Method 1 would basically be trying to separate out each part of a whole watershed. Think of it as determining the amount of runoff from the pervious part of your watershed separately from the lawn area.
The key here is me knowing how Tc and Tt affect the characteristics of a watershed's runoff hydrograph. The TR55 manual is bare-bones and doesn't go into the theory.
RE: Dividing Offsite / Onsite DAs. SCS Methodology Question
RE: Dividing Offsite / Onsite DAs. SCS Methodology Question
RE: Dividing Offsite / Onsite DAs. SCS Methodology Question
If you bypass the water, your accounting becomes a pre- and post-developed flow calculation for your site water only. If you don't bypass the off-site water, then you have to separate the offsite water for accounting purposes only and then show that the post-developed condition, which is a different storm (5 yr as opposed to 2 year) meets the requirement that the on-site water component of the flow is detained to the pre-developed 2-year storm rate.
To sum up, you'll need to calculate:
1: On-site pre-developed 2-year hydrograph
2: On-site post-developed 5-year hydrograph
3: Off-site 5-year hydrograph
4: Combined (2 + 3) 5-year hydrograph routed through detention basin
... and finally, show that (4 - 3) <= 1
RE: Dividing Offsite / Onsite DAs. SCS Methodology Question
RE: Dividing Offsite / Onsite DAs. SCS Methodology Question
1. Two subcatchments with identical Tc. One for onsite and one for offsite. Both subcatchments pointed to a reach which was Study Point 1. This configuration produced about a 10% higher flow rate than method 2. The peaks of the runoff hydrographs were slightly off in time from each other. I thought if they had equal Tc, then the hydrographs would be timed the same, but have different magnitudes. Wrong.
2. One subcatchment with Tc, areas, and cover conditions all equal to those in method one. Essentially I combined the two subcatchments from method 1 into one subcatchment. This produced the lesser runoff rate.

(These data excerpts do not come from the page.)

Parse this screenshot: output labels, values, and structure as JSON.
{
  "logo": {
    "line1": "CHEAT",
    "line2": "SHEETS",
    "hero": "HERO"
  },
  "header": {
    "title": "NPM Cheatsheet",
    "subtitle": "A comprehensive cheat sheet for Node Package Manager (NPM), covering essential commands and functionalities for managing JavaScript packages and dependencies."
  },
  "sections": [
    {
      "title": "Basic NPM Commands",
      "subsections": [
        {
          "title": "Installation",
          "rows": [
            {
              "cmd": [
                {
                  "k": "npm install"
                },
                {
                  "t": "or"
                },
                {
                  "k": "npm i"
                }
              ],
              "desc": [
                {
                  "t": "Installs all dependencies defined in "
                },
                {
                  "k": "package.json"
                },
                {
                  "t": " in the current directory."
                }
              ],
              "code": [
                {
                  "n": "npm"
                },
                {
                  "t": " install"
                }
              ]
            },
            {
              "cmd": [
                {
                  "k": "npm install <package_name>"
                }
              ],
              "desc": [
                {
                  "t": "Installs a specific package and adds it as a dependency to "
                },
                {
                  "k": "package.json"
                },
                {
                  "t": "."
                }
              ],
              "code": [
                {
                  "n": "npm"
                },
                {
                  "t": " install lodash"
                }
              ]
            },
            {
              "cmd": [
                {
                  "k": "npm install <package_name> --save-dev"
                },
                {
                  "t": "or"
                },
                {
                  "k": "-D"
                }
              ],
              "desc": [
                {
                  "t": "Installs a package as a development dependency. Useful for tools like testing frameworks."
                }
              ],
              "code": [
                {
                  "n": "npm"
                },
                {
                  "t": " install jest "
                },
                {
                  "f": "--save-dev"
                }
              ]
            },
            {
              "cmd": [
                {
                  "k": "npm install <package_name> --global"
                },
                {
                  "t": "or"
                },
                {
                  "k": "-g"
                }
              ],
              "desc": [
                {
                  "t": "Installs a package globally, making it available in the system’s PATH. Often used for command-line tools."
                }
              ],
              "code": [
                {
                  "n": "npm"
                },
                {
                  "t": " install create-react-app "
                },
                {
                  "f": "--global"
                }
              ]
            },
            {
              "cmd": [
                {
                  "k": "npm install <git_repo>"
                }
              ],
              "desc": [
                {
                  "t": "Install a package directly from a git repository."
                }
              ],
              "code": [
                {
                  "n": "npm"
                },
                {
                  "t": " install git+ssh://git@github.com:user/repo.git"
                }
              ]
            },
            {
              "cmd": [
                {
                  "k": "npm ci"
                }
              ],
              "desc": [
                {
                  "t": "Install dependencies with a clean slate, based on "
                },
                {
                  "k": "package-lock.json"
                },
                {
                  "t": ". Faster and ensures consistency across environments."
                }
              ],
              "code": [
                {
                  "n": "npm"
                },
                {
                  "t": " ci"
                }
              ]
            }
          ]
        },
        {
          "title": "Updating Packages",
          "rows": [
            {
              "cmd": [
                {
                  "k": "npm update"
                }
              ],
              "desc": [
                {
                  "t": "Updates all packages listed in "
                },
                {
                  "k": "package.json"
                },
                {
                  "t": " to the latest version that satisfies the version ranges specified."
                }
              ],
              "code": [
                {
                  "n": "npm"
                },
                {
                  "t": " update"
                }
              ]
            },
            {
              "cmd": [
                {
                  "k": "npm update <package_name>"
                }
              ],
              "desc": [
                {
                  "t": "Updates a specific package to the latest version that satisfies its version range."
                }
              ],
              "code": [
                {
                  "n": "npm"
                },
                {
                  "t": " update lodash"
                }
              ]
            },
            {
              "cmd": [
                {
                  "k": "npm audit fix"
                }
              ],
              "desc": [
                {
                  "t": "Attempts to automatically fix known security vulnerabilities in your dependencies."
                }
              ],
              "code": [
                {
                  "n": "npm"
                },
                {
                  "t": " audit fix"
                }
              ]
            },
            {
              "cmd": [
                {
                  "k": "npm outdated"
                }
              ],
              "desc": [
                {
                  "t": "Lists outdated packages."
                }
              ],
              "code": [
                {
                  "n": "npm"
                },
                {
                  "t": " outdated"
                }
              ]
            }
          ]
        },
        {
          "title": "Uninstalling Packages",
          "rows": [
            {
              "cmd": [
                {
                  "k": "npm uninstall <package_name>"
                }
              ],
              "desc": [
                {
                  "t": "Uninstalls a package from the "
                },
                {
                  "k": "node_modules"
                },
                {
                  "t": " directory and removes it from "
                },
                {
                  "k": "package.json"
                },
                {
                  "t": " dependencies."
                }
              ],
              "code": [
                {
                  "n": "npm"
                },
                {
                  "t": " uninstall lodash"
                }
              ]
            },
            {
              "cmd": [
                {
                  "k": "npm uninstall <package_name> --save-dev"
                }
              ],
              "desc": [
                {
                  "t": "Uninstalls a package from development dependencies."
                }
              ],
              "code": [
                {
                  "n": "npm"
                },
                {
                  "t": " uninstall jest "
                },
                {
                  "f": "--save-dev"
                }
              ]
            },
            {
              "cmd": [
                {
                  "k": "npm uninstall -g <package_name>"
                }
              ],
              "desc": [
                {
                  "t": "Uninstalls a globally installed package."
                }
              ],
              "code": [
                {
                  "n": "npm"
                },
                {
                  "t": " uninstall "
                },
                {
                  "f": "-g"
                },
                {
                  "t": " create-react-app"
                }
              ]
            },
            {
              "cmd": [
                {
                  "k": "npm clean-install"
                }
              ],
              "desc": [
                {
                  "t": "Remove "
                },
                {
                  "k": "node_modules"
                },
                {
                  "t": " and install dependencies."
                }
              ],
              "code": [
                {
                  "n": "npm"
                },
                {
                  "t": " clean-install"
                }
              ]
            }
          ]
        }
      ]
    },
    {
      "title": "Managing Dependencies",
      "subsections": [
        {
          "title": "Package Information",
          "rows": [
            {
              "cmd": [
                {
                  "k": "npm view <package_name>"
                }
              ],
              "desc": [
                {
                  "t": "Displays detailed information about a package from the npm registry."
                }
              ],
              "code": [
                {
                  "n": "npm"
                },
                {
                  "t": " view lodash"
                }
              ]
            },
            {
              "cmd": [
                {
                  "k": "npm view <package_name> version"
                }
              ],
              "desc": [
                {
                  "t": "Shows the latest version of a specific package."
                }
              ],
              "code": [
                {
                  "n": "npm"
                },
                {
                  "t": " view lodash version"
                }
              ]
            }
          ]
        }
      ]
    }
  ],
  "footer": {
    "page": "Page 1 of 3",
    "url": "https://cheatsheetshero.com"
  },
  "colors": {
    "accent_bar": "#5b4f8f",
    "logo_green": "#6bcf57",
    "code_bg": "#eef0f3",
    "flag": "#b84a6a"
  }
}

I have read in a Penn State professor's course notes that in cases where cover conditions vary widely over a given watershed, that splitting the watershed and combining runoffs is advised instead of weighting all the CNs together. For example, if you have a parking lot and a meadow in one watershed, you split each into its own separate area, compute the CN, generate runoff hydrographs, and then combine hydrographs. This is most similar to Method 1 above and would seem to legitimize it a little bit.
At the end of the day, I decided to go with method 1. I'm not sure how this will play out in balancing with the post development runoff, but I guess I will find out.
RE: Dividing Offsite / Onsite DAs. SCS Methodology Question
Since the the upper section part ins't your property I would push to ignore it. I would see if the regulators let you just ignore the inflow and just treat your shed in isolation. I know it doesn't sound real and "true" to what is going on, but these regulations are more just a hope and a prayer than true.
While I like the notion of these regulations they can often be worse to streams than doing nothing. I was supposed to help come up with stream protection detention requirements for an area with stream slopes of 1% and with over 20 feet of a "bedrock" strength material. Our only real problem was deposition and yet we were worrying about incision. Denver gave a presentation where they had pretty much given up protection be detention alone and required armoring streams. Also by holding the 5 yr in an actually incising situation can just speed up problems. A lot of areas that have problems have the start of erosion at just over the 1 yr event. Since erosion is a work process, typically your increase in power to cause erosion from a 2 to 5 is less than linear. Therefore you can increase the amount of work by increasing the duration by making the 5 yr act like a very long 2 yr. This is also fake too but it makes for horrible to write and implement regulations.